If you wait to file at your ‘full retirement age’ (FRA), you will receive 100% of your benefit.  Your FRA is based on your year of birth. For people who were born in 1954 or earlier, the FRA is age 66.  For those who were born in 1960 or later, FRA is age 67. For individuals born somewhere in between (1955-1959), FRA ranges from age 66 and 2, 4, 6, 8 or 10 months for each year beginning in 1955. (For example, if you were born in 1956, you can file at age 66 and 4 months to receive 100% of your benefit.)

Finally, if you wait to file for benefits after your FRA, you will receive an additional 8% on top of your existing benefit for every year that you don’t file between FRA and age 70.  So if your FRA is 66 and you file at age 70, you will receive 132% of your benefit (8% x 4 years), a significant increase in benefits.

2. How much will you get? Working later may increase your benefit

Your Social Security benefit is based on the highest 35 years of work earnings and then assessed according to today’s wage growth.  The 35 years of earnings are then averaged and calculated to determine the Average Indexed Monthly Earnings (AIME). A Social Security benefits formula is then applied against the AIME and this determines your Primary Insurance Amount (PIA), which is the monthly benefit amount you would be entitled to receive at your FRA. For more information on calculating your benefit, go to https://www.ssa.gov/pubs/EN-05-10070.pdf

Since most people earn more later in life and Social Security benefits are based on the highest 35 years of income over a career, it often pays to work longer.

3. Spousal benefits; benefits for all

Even if you have never worked a day in your life, you may be eligible to receive spousal benefits based on your spouse’s work record (as long as your spouse/claimant is entitled to receive Social Security benefits).  Spouses may be entitled to receive 50% of a claimant’s full benefit. For example, if Fred and Wilma are married and Fred was a stay-at-home dad and Wilma worked at the quarry, Fred could receive half of Wilma’s benefit.  If Wilma’s benefit is $1000 per month, Fred would receive his spousal benefit, $500 a month, making the total household benefit $1500 a month. This also applies if you were married to your ex-spouse for 10 years or longer, you are at least age 62 and are unmarried.  Note that your spousal benefit may be reduced if you file prior to your FRA, and if you are eligible to receive your own benefit AND a spousal benefit, you will receive the higher of the two benefits and not both.

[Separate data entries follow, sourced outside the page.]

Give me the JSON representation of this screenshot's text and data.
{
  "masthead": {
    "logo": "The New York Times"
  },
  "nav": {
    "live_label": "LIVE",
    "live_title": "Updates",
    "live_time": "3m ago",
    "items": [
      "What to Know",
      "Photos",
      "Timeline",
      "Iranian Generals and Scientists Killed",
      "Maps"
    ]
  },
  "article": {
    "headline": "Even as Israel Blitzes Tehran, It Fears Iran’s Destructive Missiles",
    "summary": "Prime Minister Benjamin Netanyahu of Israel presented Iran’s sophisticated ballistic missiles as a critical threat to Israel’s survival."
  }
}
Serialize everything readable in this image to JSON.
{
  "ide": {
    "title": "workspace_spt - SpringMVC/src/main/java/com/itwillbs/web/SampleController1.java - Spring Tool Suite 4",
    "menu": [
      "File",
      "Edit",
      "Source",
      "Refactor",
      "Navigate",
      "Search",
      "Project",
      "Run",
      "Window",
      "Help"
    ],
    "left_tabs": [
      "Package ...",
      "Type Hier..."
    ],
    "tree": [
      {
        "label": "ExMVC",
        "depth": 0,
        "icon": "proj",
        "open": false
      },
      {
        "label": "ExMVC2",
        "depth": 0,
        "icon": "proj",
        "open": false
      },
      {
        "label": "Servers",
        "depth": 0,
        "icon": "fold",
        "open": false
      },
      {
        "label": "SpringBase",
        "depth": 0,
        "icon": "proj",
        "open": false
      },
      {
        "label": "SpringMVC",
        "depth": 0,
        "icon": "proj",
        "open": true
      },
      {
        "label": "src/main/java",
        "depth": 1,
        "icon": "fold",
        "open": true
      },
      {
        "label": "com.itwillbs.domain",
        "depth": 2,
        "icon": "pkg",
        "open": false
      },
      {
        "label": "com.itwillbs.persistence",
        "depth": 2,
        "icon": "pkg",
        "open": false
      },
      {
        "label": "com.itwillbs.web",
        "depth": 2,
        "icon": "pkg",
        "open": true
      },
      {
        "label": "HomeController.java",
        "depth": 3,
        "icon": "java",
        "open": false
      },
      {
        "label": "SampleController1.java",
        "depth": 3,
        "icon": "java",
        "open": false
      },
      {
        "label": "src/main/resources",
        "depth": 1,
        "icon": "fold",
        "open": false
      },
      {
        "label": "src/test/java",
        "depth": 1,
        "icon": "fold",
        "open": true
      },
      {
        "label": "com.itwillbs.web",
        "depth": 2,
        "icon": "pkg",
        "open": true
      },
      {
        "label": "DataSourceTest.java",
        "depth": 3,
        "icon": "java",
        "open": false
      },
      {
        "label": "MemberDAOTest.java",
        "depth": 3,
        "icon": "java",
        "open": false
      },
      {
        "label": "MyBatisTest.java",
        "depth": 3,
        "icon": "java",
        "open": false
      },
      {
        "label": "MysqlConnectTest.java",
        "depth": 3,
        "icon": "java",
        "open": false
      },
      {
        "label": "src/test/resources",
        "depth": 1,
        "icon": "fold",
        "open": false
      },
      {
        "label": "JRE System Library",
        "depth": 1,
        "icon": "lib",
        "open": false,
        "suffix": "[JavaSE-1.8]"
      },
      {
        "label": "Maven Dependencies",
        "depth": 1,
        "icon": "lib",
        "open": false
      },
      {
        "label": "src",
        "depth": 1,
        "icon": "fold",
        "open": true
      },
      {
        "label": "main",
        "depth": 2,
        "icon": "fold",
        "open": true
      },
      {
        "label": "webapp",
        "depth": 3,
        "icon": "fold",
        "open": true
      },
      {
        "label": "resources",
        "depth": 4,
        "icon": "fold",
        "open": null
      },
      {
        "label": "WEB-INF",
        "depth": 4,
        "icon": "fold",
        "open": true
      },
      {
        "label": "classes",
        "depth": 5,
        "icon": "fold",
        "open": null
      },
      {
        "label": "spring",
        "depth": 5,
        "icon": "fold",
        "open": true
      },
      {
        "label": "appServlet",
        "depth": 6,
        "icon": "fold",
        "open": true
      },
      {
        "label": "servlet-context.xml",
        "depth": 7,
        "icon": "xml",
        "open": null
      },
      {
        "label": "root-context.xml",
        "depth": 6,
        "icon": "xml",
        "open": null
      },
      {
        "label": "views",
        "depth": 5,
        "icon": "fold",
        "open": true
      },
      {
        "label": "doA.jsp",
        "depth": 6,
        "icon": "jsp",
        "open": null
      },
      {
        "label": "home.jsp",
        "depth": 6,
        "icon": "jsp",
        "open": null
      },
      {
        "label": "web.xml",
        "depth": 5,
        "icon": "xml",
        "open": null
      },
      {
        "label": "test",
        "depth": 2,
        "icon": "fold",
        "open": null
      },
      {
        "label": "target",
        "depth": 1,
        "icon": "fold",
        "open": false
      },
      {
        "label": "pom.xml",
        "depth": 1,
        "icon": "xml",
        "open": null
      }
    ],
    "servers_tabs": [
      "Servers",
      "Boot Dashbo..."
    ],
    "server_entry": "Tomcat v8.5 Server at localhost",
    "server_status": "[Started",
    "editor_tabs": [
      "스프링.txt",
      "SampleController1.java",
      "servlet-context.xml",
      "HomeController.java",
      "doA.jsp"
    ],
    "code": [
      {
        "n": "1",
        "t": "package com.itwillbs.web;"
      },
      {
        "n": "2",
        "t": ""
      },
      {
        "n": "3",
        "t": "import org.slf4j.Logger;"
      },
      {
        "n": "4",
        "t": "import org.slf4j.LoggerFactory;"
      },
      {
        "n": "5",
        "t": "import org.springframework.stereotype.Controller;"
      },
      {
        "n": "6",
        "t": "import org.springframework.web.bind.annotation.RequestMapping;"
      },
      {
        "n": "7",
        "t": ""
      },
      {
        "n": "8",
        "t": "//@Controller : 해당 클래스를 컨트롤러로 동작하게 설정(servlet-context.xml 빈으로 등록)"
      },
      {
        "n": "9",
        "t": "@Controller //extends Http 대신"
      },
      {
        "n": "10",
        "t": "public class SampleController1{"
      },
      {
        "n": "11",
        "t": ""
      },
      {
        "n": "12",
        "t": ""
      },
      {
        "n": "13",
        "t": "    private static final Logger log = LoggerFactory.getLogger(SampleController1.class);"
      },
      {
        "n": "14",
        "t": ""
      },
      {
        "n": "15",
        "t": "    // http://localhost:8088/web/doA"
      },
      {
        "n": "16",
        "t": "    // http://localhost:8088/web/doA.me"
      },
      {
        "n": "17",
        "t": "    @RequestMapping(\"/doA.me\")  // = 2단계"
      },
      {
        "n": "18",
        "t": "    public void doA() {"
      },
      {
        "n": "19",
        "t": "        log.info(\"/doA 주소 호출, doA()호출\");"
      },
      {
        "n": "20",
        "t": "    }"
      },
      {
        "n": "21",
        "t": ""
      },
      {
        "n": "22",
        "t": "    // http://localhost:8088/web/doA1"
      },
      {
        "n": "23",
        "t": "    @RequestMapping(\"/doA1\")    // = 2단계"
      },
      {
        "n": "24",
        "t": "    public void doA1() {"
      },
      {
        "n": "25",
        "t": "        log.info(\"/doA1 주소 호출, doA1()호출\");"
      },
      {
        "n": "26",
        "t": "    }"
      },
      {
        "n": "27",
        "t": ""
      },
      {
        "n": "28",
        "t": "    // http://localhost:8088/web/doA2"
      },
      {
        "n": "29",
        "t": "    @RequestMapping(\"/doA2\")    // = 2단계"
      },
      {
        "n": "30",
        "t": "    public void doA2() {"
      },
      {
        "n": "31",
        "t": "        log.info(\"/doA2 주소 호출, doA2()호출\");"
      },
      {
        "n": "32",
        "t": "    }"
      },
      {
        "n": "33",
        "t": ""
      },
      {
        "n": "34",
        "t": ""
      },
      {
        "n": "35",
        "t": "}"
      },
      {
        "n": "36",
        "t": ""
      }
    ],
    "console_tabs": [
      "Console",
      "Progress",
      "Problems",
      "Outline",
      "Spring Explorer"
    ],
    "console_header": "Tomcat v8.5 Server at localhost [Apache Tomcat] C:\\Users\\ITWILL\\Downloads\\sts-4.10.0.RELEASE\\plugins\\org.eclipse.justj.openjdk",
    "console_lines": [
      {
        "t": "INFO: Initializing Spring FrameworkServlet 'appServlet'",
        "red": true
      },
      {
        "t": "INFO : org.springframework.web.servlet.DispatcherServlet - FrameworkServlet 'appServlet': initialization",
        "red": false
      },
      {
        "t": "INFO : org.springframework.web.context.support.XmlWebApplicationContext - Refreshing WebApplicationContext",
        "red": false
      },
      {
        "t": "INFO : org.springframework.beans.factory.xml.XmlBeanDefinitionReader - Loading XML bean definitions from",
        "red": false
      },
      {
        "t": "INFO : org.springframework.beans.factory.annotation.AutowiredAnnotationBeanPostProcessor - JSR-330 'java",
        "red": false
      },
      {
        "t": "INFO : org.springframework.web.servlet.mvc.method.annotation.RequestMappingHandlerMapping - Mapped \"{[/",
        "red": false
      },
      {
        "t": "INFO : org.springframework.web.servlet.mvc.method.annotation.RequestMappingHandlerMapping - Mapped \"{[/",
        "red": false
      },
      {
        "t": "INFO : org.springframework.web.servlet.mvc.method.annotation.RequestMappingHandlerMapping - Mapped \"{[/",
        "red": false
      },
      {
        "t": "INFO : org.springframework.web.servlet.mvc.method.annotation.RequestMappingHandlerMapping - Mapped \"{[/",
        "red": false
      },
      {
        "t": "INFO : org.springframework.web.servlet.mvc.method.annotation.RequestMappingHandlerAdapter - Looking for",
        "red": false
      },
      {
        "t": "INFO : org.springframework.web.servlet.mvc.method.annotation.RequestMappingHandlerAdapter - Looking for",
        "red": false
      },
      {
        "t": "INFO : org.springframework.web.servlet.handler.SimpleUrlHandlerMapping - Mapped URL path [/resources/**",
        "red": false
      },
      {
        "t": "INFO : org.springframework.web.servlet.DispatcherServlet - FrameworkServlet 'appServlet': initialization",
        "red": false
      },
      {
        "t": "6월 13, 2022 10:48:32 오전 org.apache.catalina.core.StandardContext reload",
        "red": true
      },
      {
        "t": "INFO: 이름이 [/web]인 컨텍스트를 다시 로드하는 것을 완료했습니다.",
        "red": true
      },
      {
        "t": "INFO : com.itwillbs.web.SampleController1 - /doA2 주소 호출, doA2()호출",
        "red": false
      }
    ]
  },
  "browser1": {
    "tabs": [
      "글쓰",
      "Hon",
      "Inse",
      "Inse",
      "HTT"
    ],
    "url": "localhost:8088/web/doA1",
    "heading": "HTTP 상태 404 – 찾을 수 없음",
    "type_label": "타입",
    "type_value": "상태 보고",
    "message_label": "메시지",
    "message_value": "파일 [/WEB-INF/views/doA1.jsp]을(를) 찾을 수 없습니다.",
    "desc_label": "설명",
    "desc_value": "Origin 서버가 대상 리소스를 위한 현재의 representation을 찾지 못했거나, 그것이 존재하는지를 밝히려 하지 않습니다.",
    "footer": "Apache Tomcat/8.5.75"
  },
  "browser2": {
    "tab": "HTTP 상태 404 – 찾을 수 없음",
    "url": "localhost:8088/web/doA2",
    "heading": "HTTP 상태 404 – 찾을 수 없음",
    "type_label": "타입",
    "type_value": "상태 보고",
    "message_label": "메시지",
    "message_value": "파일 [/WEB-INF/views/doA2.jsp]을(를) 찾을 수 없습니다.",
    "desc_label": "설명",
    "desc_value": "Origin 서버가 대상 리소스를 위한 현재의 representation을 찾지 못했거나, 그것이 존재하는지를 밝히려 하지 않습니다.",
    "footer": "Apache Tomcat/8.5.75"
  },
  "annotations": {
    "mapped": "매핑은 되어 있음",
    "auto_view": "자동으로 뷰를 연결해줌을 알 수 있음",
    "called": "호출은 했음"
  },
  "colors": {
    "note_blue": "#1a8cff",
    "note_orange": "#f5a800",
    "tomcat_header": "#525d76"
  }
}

4. Will Social Security be there when you retire? Very likely but different

The big question is whether Social Security will still be available when you retire. While we don’t know how Social Security may change, changes to shore up the program in the near future are very likely.

As it stands now, Social Security is expected to be funded through to the early 2030s.  Thereafter, the program turns into a ‘pay-go’ system as more individuals will be claiming benefits vs. paying into the system.  An 18-20% benefits shortfall for all claimants is expected at that time through 2080, so claimants would receive about 78% of their benefit (source: 2018 OASDI Report).

In Conclusion:

There are many potential solutions to the Social Security shortfall, such as increasing the retirement age, increasing the income floor subject to Social Security tax, means-testing the benefit, or a combination of several solutions.  It’s important to stay on top of potential changes and work with an advisor who can make adjustments and stress-test your plan along the way.

Disclaimer:
This is for informational purposes only and is not intended to be tax, legal or financial advice.  Individuals should consult with a financial professional to better understand Social Security, how to calculate their benefit, strategies, and how Social Security will impact their particular retirement plan.